Что же может произойти в комнате этой, если здесь такие немыслимо белые сверкающие, взвизгивающие стены? И негде взгляду задержаться, неоткуда взять сосредоточенность, чтоб остановить этот визг. Чей?.. Вбежал белый халат, руки знакомые. Врач. Его что, кто-то звал? Э-э, да это же она звала… Моя боль, это она визжала. А я? Я – нет. Я сильная. Неужели я тоже потеряю стыд и заору какие-то «мамочки-родненькие»? Сжимаю губы, зубами прихватываю нижнюю, чтоб не вырвалась, чувствую – солоно во рту – прокусила. Но зато эта змея, главная боль, очевидно ослабела.

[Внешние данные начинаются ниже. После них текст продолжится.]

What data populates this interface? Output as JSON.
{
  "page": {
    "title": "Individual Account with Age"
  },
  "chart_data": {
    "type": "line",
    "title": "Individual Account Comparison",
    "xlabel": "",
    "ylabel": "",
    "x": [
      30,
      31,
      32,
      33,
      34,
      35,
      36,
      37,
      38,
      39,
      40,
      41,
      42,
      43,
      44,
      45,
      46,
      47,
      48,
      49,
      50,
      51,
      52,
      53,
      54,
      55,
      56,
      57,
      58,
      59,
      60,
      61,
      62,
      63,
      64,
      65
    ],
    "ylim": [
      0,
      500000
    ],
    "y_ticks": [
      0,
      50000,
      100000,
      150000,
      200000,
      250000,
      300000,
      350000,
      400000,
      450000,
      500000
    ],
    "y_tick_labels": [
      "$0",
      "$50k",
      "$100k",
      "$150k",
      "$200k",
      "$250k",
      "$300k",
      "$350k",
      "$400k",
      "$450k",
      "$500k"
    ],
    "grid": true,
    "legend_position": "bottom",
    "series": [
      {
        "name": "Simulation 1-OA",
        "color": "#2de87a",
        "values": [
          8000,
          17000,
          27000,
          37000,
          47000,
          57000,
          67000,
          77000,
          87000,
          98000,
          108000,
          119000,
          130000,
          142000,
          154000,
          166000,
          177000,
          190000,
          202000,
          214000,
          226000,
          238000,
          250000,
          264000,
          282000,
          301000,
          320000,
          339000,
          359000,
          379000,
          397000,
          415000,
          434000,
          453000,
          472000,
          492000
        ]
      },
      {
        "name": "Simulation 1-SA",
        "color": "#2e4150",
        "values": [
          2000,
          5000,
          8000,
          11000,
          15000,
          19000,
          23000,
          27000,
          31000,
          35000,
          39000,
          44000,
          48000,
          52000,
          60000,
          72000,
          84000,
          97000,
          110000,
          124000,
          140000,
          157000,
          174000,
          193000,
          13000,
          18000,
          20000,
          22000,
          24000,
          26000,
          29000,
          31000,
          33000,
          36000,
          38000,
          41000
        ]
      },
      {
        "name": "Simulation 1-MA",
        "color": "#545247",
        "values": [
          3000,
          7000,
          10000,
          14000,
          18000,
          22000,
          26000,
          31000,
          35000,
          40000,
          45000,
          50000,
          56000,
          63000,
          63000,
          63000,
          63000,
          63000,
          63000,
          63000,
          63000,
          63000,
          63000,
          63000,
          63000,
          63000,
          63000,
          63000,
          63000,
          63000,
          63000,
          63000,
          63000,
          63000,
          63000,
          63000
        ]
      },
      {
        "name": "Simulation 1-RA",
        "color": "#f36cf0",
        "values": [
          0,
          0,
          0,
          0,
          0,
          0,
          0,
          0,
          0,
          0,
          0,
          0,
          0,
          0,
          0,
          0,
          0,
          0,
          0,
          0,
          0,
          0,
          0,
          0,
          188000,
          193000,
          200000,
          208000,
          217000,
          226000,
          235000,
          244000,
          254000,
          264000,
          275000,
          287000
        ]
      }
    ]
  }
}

Только тесно, хочется разметаться, распластаться, а может, разорваться вдоль.
Опять как-то так вышло: кричу. Бессловесно, но явно крик взлетает сам к последнему ряду кафельных плиток! Лично я не хотела кричать. Ну, и отошло. Но только откатило, как опять! Всё, я пропала. Борьба идёт не на равных, и противник победит. Простынка сбилась. Когда отошла боль (не на большое расстояние отошла – это уж точно), всё поправила: рубаха, простыня… Лежу смирно и тут же проваливаюсь. Похоже: я раздвоилась! Одна Я хочу спать, а другая… Невыносимо! Засыпаю, и всё! Не расти трава! Другая Я… Ха! Не Я! Всё в том-то и дело! Не Я, а ОН!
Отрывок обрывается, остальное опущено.